You can achieve anything you want!
I became the President of Street Vibe dance society after having completed only two terms at Warwick. I proved to myself that if you put your mind to something that you really want, there is NO reason why you can’t achieve it. I’m a stammerer which made it really difficult for me to take on this role. I needed confidence and initiative and had to be able to do public speaking. It sounds corny to say that doing all this made me the person I am today, but it’s true!

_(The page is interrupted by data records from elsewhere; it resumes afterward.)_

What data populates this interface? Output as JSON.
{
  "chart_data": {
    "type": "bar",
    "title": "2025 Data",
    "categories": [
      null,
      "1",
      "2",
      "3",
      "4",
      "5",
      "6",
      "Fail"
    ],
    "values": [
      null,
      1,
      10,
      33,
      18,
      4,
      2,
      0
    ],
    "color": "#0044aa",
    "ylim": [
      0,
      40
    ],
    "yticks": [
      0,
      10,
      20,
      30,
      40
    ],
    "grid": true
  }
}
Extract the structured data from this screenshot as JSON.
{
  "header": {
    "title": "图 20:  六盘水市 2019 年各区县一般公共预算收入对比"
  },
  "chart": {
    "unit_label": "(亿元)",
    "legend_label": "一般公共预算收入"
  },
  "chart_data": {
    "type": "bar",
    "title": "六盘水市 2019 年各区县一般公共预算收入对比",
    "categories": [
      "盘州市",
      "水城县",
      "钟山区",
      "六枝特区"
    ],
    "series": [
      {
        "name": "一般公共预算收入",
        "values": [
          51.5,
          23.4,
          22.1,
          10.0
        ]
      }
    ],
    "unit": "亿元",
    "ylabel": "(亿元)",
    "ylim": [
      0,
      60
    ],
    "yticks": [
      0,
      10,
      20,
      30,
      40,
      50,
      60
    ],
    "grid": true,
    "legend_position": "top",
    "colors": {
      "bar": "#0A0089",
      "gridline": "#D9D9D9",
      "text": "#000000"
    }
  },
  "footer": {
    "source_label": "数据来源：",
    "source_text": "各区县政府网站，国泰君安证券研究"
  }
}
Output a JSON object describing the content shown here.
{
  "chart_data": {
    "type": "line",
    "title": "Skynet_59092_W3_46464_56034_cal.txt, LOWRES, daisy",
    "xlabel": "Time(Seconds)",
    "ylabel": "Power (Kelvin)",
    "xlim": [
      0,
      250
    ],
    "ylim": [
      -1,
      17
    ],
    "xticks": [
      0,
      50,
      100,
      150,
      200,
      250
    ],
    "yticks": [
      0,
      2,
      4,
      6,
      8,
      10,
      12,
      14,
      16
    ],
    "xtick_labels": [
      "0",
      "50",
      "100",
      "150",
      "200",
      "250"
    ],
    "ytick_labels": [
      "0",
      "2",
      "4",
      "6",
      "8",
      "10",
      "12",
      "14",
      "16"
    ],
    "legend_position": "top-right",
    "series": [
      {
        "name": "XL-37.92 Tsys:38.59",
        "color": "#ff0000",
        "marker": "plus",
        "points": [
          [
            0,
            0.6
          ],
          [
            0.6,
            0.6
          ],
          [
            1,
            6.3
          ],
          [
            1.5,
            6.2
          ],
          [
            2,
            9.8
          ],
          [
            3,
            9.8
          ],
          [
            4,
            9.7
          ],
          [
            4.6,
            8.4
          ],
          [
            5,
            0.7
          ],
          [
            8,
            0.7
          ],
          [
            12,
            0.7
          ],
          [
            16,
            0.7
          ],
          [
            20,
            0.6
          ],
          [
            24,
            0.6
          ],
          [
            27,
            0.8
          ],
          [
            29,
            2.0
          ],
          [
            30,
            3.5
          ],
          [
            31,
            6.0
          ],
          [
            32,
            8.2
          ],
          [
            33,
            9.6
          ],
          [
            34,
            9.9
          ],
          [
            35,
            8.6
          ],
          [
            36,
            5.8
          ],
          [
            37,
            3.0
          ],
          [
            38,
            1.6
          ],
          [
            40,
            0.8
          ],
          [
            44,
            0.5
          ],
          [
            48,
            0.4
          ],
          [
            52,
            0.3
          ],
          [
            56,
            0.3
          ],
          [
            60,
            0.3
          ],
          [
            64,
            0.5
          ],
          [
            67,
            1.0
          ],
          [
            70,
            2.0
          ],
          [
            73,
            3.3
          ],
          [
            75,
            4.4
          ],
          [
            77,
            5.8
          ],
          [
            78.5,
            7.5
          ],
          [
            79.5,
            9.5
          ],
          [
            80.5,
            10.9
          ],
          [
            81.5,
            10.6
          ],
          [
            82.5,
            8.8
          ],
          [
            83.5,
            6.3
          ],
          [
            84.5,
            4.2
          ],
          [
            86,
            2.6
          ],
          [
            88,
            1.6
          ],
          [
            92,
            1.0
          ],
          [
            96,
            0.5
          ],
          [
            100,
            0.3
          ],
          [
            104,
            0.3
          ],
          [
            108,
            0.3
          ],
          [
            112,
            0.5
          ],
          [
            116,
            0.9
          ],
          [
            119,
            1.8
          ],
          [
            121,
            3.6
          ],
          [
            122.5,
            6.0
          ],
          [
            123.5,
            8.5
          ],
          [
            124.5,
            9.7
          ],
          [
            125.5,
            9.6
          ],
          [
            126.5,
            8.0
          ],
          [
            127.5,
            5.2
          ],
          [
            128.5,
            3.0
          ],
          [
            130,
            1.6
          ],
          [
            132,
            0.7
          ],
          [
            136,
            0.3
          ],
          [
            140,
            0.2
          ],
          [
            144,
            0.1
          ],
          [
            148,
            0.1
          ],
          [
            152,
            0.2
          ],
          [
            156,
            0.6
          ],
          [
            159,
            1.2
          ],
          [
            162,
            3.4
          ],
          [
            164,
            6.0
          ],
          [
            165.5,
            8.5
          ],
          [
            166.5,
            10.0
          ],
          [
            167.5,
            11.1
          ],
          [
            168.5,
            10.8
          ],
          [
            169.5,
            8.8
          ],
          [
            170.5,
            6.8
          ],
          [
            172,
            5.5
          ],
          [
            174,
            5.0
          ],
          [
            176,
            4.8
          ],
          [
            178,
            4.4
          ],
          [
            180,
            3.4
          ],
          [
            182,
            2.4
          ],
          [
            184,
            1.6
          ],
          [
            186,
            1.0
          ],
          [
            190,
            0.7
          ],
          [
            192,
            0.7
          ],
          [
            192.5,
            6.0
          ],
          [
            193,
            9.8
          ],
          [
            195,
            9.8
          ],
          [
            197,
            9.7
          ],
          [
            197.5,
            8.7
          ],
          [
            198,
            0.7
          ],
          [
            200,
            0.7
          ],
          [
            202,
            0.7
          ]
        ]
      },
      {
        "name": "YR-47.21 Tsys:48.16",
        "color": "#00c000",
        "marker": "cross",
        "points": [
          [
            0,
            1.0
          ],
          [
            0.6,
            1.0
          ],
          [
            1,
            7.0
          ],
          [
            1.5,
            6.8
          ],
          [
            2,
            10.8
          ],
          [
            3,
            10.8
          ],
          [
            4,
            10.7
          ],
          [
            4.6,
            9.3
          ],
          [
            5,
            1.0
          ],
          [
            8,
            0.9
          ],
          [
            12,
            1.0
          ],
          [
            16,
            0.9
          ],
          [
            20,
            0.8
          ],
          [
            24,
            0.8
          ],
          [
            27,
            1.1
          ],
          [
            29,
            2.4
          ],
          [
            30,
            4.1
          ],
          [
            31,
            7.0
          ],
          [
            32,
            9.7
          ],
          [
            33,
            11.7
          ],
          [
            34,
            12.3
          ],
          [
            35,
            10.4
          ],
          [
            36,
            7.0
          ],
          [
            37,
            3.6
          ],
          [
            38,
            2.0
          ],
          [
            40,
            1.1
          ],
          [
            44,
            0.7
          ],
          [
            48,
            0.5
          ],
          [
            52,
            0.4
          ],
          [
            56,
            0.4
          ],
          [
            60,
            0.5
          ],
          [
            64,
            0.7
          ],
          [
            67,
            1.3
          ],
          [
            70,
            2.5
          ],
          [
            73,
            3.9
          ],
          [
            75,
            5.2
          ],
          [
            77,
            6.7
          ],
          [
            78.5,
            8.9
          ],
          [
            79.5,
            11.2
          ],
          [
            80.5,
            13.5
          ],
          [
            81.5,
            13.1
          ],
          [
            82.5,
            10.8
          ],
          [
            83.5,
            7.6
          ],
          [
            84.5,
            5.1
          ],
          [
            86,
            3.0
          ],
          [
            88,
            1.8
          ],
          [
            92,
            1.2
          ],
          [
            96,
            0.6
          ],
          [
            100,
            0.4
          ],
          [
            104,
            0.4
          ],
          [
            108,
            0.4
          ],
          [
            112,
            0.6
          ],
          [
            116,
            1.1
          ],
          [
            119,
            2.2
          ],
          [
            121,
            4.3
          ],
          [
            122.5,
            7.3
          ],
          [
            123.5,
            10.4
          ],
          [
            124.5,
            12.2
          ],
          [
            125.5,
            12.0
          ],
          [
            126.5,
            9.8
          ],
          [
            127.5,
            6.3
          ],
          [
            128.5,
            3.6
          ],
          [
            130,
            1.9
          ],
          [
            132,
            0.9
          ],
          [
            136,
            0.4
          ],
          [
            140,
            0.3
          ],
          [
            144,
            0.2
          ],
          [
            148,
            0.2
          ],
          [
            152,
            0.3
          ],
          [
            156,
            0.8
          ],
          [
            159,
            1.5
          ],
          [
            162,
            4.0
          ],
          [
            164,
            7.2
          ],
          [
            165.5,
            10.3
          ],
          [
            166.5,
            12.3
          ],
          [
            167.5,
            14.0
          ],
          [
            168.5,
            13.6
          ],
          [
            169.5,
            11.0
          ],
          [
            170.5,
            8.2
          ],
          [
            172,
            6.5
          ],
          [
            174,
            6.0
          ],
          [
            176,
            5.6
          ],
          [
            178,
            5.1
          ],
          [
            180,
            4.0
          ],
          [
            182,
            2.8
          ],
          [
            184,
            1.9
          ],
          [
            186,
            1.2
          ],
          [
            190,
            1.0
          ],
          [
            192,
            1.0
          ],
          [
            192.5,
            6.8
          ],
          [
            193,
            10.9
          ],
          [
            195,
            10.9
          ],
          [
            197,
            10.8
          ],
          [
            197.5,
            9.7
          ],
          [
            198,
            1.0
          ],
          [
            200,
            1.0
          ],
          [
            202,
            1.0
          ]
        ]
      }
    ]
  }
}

You’ve already got great skills
You may think that when you come to university for the first time that you have a wide skills set, and to some extent you’re right. You’ll be good at IT, can probably have a decent stab at making a presentation and your time management isn’t bad. You managed to juggle everything at school and still got great A Levels. However, I guarantee that if you get involved in university life, your skills will improve exponentially while you’re there. Be reflective as well as proactive. Your current skill level will probably get you through your first year, but if you want to move on and do really well you’ll need to develop. You’ll have to work on your skills – not just your academic studies. Think about what you’re not so good at and work on an improvement plan. That’s more challenging than working on the things at which you already excel but in the end will make more difference to your future. It’ll allow you to present yourself as a well-rounded individual to employers. People will tell you that with a degree from Warwick doors will open – they’re not lying. However, these doors will open much wider if you can demonstrate and showcase all the extra skills you learnt while you were here. Employers will love you!
The confidence to campaign
In January during my final year I decided that I really wanted to make a difference. I set up a campaign called STUC (Stammerers Through University Campaign), designed to support staff and students who stammer, to make the most of their time at university and to achieve to their full potential. By the time my finals were over that May, I had set up a website, Facebook page and Twitter feed . I had also involved others. I held a Focus Group at Warwick to help me get going and obtained a grant of £500 from the university to assist me in my campaign. I guaranteed partnerships with Newcastle University and the British Stammering Association. A few months down the line I now have interest from Oxford University, UCL, KCL, Cambridge University and Google! I am so proud of this. From pushing myself outside my comfort zone in my first year I developed the skills and the confidence to set up this campaign single handedly and it now has a life of its own. I needed all my powers of management, communication, perseverance and initiative to get to where we are with the campaign. I saw that something needed doing and did it! So can you!
Take advantage of everything
I know of some people who have just graduated from Warwick who did not participate in any societies and sports; I think they missed out! University is one of the only times in your life when things are on your doorstep, either at a very low cost or even free of charge. So don’t graduate from a top university without having taken advantage of all it has to offer!”